Metal octaethylporphyrin M(OEP) (M = Ni, Cu, Zn, Pd, Ag, and Pt) nanowires are fabricated by a simple solution-phase precipitative method. By controlling the composition of solvent mixtures, the diameters and lengths of the nanowires can be varied from 20 to 70 nm and 0.4 to 10 microm, respectively. The Ag(OEP) nanowires have lengths up to 10 microm and diameters of 20-70 nm. For the M(OEP) nanowires, the growth orientation and packing of M(OEP) molecules are examined by powder XRD and SAED measurements, revealing that these M(OEP) nanowires are formed by the self-assembly of M(OEP) molecules through intermolecular pi...pi interactions along the pi...pi stacking axis, and the M(2+) ion plays a key role in the nanowire formation.
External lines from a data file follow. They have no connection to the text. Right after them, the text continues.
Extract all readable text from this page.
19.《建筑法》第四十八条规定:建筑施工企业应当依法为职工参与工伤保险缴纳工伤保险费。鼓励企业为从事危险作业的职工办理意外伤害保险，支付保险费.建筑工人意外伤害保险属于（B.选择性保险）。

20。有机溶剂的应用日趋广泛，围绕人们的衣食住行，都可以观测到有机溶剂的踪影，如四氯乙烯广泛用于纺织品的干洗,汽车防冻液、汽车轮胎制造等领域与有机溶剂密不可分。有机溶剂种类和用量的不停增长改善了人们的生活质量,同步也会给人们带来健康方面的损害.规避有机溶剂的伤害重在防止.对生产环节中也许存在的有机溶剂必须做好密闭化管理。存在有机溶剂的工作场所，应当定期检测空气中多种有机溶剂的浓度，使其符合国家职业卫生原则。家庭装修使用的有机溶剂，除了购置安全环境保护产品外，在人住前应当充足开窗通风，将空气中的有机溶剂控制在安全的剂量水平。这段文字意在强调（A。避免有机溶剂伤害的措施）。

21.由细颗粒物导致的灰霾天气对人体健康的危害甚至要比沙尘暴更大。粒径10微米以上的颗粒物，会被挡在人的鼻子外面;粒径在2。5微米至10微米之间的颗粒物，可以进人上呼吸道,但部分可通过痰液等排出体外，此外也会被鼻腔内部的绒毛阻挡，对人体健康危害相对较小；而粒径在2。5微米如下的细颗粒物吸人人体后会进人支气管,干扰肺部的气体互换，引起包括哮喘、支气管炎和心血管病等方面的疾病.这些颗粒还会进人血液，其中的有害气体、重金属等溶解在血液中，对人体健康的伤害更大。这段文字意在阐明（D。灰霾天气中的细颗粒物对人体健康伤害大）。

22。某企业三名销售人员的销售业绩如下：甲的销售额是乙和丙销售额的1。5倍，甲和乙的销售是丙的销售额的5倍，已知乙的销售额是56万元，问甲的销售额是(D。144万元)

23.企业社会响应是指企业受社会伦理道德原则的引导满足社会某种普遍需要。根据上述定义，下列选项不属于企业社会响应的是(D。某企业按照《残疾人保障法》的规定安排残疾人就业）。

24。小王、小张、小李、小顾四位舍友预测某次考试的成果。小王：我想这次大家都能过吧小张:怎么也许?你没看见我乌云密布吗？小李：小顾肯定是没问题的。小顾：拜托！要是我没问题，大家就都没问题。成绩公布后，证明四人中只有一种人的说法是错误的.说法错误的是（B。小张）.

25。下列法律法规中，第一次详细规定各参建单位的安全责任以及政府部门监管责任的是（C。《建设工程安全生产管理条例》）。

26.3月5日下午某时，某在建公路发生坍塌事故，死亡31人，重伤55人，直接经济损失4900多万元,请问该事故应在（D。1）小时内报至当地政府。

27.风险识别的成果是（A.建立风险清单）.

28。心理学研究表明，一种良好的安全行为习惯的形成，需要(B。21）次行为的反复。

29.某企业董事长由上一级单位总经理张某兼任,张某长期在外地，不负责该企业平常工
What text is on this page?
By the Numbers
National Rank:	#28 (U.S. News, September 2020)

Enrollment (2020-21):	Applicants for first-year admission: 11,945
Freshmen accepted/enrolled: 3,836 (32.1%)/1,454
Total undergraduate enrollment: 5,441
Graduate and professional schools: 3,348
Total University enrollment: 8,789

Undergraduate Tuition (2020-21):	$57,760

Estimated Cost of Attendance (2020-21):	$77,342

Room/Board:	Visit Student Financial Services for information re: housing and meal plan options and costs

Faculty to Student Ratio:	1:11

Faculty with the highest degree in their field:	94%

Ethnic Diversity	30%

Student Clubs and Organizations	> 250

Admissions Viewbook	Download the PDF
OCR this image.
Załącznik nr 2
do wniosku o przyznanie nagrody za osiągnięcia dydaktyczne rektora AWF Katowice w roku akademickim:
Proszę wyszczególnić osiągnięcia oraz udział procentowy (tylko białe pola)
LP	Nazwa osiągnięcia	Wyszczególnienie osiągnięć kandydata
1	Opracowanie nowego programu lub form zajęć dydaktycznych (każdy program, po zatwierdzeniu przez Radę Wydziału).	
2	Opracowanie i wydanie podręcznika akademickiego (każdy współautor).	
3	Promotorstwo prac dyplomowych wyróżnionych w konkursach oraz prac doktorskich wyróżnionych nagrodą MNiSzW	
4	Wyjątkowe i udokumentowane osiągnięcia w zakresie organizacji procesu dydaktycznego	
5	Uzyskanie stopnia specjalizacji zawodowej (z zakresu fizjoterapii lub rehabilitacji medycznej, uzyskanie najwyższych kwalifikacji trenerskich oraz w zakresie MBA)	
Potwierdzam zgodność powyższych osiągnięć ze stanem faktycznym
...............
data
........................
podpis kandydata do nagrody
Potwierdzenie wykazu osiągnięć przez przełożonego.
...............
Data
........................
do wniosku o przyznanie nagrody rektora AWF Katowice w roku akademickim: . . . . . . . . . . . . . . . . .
Using the bottom contact field effect transistor structure and a simple drop-cast method, a single-crystal M(OEP) nanowires-based field effect transistor can be readily prepared with prominent hole transporting behaviour and charge-carrier mobility up to 10(-3)-10(-2) cm(2) V(-1) s(-1) for holes, which are 10 times higher than that of vacuum-deposited M(OEP) organic thin-film transistors (OTFTs).